1. Gather information about your research so far. This will include:
- Background information for your introduction and conclusion. Once again, we are looking for ways your research fits into the broad picture of your discipline.
- Methods and procedures you used or are using to do the work.
- Graphs, pictures, or other visuals.
2. Think about your presentation style. Are you comfortable speaking extemporaneously in front of a group, or do you get nervous and need extensive notes? In either case, you’ll probably want to have notes of some kind; it’s easy to lose your train of thought. Some speakers use note cards; others put their notes in a folder of some kind.
3. Your presentation will be brief (10 minutes), so you must be efficient about presenting your work. Focus on the visuals (figures & tables) because they form the heart of your talk. Look at each one and think about what you want to say about it. Jot down notes. Then form the notes into speaker’s notes and presentation pages (templates for your transparencies or slides).

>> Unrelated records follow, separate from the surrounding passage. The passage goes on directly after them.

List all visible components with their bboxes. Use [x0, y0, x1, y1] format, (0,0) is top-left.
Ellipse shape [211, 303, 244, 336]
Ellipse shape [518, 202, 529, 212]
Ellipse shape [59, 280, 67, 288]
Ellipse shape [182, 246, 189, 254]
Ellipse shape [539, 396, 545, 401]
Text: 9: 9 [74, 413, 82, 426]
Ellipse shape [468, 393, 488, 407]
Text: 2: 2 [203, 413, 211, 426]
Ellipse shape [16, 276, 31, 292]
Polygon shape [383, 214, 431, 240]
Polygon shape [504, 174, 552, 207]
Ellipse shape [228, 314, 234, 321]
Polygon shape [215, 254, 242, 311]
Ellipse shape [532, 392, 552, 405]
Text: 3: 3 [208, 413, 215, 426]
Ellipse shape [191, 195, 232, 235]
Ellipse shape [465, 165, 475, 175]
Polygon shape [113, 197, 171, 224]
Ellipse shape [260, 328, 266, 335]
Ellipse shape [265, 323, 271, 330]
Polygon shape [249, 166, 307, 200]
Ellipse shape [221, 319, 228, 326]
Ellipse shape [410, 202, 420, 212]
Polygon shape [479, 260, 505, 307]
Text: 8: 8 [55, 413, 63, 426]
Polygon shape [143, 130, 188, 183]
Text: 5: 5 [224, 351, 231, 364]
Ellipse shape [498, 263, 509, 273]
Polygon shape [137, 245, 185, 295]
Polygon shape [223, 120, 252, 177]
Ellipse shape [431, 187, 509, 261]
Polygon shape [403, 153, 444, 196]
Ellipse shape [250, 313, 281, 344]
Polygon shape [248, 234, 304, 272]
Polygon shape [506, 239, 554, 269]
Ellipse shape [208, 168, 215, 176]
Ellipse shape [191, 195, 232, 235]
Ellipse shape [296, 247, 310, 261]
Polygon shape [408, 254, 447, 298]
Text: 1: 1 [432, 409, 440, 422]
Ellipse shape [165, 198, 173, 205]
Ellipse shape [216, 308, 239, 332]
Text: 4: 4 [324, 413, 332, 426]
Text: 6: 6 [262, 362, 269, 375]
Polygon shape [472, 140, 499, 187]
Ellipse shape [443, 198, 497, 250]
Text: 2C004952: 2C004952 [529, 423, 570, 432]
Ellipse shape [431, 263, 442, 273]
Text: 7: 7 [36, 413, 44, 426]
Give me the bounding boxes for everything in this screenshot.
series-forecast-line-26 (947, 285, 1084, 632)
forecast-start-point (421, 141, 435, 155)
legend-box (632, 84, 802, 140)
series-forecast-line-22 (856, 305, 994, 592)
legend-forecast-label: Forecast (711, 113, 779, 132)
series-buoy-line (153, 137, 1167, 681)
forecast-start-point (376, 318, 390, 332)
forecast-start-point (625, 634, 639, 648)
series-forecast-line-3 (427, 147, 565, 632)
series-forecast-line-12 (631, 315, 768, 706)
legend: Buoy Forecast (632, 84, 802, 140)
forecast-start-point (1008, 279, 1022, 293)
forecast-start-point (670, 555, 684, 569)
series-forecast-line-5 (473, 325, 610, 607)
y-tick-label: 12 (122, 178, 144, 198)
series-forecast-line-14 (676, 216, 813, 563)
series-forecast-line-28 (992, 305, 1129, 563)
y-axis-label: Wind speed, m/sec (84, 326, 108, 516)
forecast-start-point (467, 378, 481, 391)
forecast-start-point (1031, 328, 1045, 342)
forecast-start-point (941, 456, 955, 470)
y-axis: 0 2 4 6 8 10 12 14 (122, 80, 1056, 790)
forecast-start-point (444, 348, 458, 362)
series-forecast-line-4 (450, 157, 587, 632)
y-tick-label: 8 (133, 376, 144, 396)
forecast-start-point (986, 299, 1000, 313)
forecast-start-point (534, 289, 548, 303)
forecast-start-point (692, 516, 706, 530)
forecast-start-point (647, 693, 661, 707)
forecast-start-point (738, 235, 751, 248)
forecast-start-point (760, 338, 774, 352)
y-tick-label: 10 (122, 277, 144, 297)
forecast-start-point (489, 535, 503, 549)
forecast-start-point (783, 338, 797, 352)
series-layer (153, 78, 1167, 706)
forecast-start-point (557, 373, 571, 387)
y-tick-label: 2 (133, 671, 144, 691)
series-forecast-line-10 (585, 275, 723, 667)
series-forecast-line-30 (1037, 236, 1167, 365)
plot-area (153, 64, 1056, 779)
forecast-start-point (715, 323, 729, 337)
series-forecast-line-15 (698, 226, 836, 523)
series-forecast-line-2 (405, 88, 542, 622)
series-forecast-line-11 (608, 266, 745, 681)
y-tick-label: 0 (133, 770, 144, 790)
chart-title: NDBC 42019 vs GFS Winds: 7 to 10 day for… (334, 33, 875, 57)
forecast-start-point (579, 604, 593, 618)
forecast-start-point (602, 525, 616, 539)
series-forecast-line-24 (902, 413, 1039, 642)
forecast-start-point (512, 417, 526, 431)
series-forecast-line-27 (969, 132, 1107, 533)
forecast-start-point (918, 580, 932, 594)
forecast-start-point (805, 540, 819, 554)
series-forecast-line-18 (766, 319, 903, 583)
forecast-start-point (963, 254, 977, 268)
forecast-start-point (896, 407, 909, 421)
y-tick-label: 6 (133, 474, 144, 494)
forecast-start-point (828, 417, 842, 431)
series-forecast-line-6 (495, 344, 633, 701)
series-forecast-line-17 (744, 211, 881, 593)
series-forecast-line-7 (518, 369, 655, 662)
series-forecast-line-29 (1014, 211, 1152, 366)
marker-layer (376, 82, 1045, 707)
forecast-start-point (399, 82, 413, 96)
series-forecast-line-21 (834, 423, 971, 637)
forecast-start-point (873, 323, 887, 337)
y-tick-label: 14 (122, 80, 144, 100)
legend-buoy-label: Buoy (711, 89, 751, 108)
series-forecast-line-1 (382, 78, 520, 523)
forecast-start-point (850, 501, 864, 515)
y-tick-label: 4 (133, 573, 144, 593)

4. Make presentation pages for your procedures and graphics, being sure to reference them in your talk.
5. Write your introductory and concluding remarks. Many speakers include a presentation page with credits to collaborators and assistants at the end.
6. Make transparencies or powerpoint slides of your presentation pages. Be sure to credit procedures or visuals you used from others’ work. Remember, the key word is simplicity in designing slides. Think about the presentation you saw for your seminar worksheet. How effective were the speaker’s slides? Why?
7. Practice your talk to time it and increase your confidence. Be prepared to answer questions from the audience! You’ll probably want to plan 7 or 8 minutes of “speech” with a couple of minutes for audience questions within your 10 minute limit.
8. Review your notes from class and your textbook (Chapter 5) as you do this project. Also consider what you learned from the seminar presentation you saw. What did the speaker do well? What could have been improved?
Criteria for evaluation
(Notice these are presentation skills, not scientific content assessment.)
- Audience. Was the presentation geared to an educated scientific audience?
- Evidence of preparation. Did the speaker appear to know the content well?
- Appropriateness. Did the presentation follow the assignment sheet instructions?
- Purpose. Did the talk include a clearly stated communication purpose?
- Introduction. Did the introduction establish an adequate context?
- Organization – Clarity. Was the presentation organized, logical, and easy to follow?
- Content. Was the treatment of the topic relevant and thorough?
- Effectiveness. Was the presentation effective in communicating the science?
- Conclusion. Was the conclusion effective in emphasizing the major point of the talk?
- Appearance. Was the speaker professionally dressed and well groomed?
- Eye contact. Was there sufficient and direct eye contact?
- Voice. Loud enough?
- Voice. Varied in pitch?
- Speed of presentation. Was the rate (speed) of delivery effective?
- Body Language. Were hand gestures meaningful & appropriate, not distracting?
- Enthusiasm. Did the speaker show enthusiasm for the speech topic & presentation?
- Visuals. Were visuals appropriate and adequately labelled?
- Visuals. Were visuals well designed, professional, and informative?
- Visuals. Were visuals referenced in presentation?
- Time limits. Was the presentation too short or too long?